When the National Mining Association (NMA) held its October 2017 board of directors meeting at the Trump International Hotel in Washington, DC, the mining industry’s trade association was graced by appearances from three members of President Trump’s Cabinet: Energy Secretary Rick Perry, Commerce Secretary Wilbur Ross, and then-Labor Secretary Alex Acosta. It would have been four, but then-Interior Secretary Ryan Zinke had to cancel due to travel. 

In his place, then-Interior Deputy Secretary David Bernhardt, a former lobbyist for at least one member of the mining trade group, spoke to the mining industry executives. During his speech at the event, Bernhardt, discussed the Interior Department’s agenda under President Trump, which he described as “leveling the playing field” for industry, according to a copy of his remarks obtained by CREW via a Freedom of Information Act (FOIA) request for documents related to his appearance at the Trump hotel. In his remarks, Bernhardt, who replaced Zinke as Interior Secretary in 2019, also praised the quality of the event’s location, the hotel that his boss, President Trump, still owns. 

The documents obtained by CREW also include the NMA’s letter inviting Zinke to speak to the trade association’s members about the Trump administration’s “plans to advance policies that will address permit delays, roll-back excessive regulations and remove other obstacles to allow the domestic mining industry to perform to its full potential.” CREW requested records related to Perry, Ross, and Acosta’s appearances at the 2017 NMA meeting at the Trump hotel as well, but has so far only received records pertaining to Perry and Bernhardt.  

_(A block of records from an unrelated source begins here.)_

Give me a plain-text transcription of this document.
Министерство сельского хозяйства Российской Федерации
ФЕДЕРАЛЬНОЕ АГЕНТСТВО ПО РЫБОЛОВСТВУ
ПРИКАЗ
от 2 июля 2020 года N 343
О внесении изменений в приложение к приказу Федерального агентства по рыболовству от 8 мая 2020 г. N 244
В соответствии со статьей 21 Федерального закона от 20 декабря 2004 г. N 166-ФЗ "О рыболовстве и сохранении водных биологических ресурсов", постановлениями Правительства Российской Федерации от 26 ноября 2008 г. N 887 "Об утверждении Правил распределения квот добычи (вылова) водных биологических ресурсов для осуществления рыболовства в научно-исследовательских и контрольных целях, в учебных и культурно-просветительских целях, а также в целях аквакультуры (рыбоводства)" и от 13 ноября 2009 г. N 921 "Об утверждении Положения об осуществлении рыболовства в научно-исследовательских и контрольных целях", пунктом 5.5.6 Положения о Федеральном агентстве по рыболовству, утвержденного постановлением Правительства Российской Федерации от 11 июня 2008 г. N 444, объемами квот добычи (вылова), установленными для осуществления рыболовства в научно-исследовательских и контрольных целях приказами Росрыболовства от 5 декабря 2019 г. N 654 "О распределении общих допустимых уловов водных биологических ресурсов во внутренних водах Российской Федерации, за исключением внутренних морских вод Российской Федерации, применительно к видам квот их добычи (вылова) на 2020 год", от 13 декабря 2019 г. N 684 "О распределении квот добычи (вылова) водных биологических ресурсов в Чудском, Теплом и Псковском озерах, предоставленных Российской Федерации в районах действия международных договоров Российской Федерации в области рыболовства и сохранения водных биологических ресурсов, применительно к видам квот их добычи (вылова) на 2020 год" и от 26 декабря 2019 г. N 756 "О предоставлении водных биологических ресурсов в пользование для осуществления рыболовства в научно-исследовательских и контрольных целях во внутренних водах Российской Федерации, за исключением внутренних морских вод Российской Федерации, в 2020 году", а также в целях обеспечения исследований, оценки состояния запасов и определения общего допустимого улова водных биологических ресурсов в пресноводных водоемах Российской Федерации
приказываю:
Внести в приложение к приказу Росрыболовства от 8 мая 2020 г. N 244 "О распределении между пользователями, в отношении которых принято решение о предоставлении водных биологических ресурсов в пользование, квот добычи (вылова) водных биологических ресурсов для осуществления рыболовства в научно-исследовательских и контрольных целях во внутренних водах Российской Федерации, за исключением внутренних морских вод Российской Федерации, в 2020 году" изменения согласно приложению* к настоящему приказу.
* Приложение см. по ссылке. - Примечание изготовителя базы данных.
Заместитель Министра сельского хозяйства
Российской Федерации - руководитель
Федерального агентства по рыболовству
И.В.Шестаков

“Why do I tell you this story as we visit in such a nice venue?” Bernhardt asked rhetorically after telling a personal anecdote about a friend whose father died in a mine accident. The reason he told the story, according to Bernhardt, was to emphasize to the mining executives that he and Zinke took their “responsibility to regulate extremely seriously” even as the Trump administration was seeking to make “the regulatory environment fairer, more transparent, and predictable” for the mining industry. 

“We are trying to get out of your way,” Bernhardt told the mining company executives whose trade-group event President Trump was profiting from. “We are going to be relentless in trying to minimize regulatory and permitting uncertainty,” Bernhardt added after cataloging some of the Interior Department’s industry-friendly regulatory and policy efforts. 

Since President Trump took office, the Trump hotel in DC has become a popular location for a variety of special interests seeking to influence administration policy to hold events. Interests in the energy sector that stand to benefit from President Trump’s deregulatory agenda have been especially regular customers. Trump administration officials like Bernhardt have appeared at many of the events where the industry patronized the President’s hotel.

In March 2018, for instance, both Perry and Zinke were scheduled to attend the American Petroleum Institute’s board meeting at the Trump hotel. Zinke, who Bernhardt replaced as Interior Secretary in 2019, addressed the oil and gas industry trade group’s meeting at the Trump hotel in 2017 as did former Environmental Protection Agency administrator Scott Pruitt. Bernhardt’s predecessor also spoke at a Domestic Energy Producers Alliance (DEPA) event at the Trump hotel in 2018. Pruitt attended a separate DEPA meeting at the hotel in 2017. 

While it’s common for Trump administration officials to appear at events held at one of the president’s private businesses, it’s less common — though not unheard of — for them to vocally praise the businesses. When Energy Secretary Perry spoke to the National Mining Association, for instance, he also touted the Trump administration’s effort to aid the mining industry by lifting regulations, but he did not mention or promote the president’s property in the process, according to a copy of his remarks obtained by CREW through its FOIA request. 

Bernhardt, on the other hand, appears to have gone out of his way to compliment the quality of the president’s private business to hosts who paid to hold their event there and have interests before the government.